LAUSR

Abstract SiC nanowhiskers are good reinforcing phases for enhancing the strength and thermal shock resistance of porous Al2O3–SiC composites. In this work, Al metal and Al–Si alloys were used as reducing agents to assist the in-situ synthesis of SiC nanowhiskers in the porous Al2O3–SiC composites prepared by carbothermal reduction method. The influences of Al metal and Al–Si alloys on the phase composition, microstructure, porosity and strength of the porous Al2O3–SiC composites were studied by XRD, SEM, TEM, etc. The results indicate that the use of Al metal and Al–Si alloys effectively promoted the carbothermal reduction and decreased the synthesis temperature of β-SiC phase from the original 1500 °C–1400 °C. SiC nanowhiskers were in-situ synthesized at a relatively low temperature of 1500 °C with the use of Al metal and Al–Si alloys. Al metal and Al–Si alloys effectively enhanced the strength of the porous composites by reducing the amount of pores and increasing the yield of SiC nanowhiskers. The samples that were added with Al–20Si alloy obtained the highest β-SiC yield of 23.2% and the highest flexural strength of 5 MPa.
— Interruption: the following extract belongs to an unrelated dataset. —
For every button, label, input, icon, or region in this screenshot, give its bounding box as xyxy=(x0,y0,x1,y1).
The thermal shock resistance of the porous composites was effectively enhanced by the in-situ synthesis of SiC nanowhiskers. The oxidation of SiC nanowhiskers during the thermal shock tests (room temperature to 1100 °C) could improve the flexural strength of the porous composites to 6.3 MPa by densifying the microstructure and increasing mullite content.